Die Gewährleistung der gemeinschaftlichen Religionsausübung als "religiöses Grundbedürfnis" sei vor diesem Hintergrund jedenfalls für die gesetzlich anerkannten Kirchen und Religionsgesellschaften verfassungsgesetzlich geboten gewesen, so Brandner. Auf dieser verfassungsgesetzlichen Grundlage und in Wahrnehmung ihrer jeweiligen innerreligionsgemeinschaftlichen Regelungskompetenz hätten die anerkannten Kirchen und Religionsgesellschaften aufgrund entsprechender Vereinbarungen mit der Regierung verbindliche Regelungen in Kraft gesetzt, um auf die seinerzeitige epidemiologische Situation zu reagieren.
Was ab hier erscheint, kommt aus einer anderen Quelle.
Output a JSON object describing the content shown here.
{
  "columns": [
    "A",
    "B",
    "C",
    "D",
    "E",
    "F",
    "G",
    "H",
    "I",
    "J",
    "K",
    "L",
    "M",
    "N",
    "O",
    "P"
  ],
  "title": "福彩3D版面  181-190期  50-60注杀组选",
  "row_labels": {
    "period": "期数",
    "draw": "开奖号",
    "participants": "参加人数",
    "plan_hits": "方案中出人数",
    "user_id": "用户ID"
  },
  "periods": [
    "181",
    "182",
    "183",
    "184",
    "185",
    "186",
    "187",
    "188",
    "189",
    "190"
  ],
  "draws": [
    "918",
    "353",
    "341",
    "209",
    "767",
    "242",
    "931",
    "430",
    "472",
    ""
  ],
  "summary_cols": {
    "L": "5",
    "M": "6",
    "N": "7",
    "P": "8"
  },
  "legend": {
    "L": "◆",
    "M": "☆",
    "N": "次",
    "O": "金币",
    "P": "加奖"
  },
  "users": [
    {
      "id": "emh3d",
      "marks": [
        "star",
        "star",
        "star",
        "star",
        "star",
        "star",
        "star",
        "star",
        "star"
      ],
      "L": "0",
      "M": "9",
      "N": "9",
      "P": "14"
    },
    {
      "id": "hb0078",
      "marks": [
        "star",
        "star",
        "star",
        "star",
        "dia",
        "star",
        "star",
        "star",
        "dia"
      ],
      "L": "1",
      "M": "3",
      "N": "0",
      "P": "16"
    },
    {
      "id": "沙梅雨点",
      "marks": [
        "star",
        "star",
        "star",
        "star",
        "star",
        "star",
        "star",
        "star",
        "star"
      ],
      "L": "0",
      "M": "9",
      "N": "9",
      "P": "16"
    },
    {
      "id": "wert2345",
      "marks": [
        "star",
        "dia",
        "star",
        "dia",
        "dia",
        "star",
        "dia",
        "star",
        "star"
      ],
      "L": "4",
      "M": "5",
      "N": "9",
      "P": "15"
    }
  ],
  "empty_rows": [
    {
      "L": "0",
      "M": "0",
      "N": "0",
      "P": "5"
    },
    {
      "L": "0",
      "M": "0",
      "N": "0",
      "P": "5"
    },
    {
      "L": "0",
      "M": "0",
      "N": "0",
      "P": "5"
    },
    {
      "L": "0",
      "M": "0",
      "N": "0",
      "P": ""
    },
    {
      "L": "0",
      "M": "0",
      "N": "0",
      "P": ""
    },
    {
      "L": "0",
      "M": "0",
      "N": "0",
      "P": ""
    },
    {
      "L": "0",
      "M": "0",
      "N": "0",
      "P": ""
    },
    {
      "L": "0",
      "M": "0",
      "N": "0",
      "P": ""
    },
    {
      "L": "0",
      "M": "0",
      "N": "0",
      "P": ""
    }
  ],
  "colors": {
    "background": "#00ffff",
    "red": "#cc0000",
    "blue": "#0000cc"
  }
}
So sei für die Feier öffentlicher Gottesdienste in der Katholischen Kirche ein Abstand zu anderen Personen, die nicht im gemeinsamen Haushalt leben, von mindestens zwei Metern, wie auch das Tragen einer FFP2-Maske während des gesamten Gottesdienstes, auch bei Gottesdiensten unter freiem Himmel, verpflichtend vorgeschrieben gewesen, erinnerte der Vertreter der Bischofskonferenz.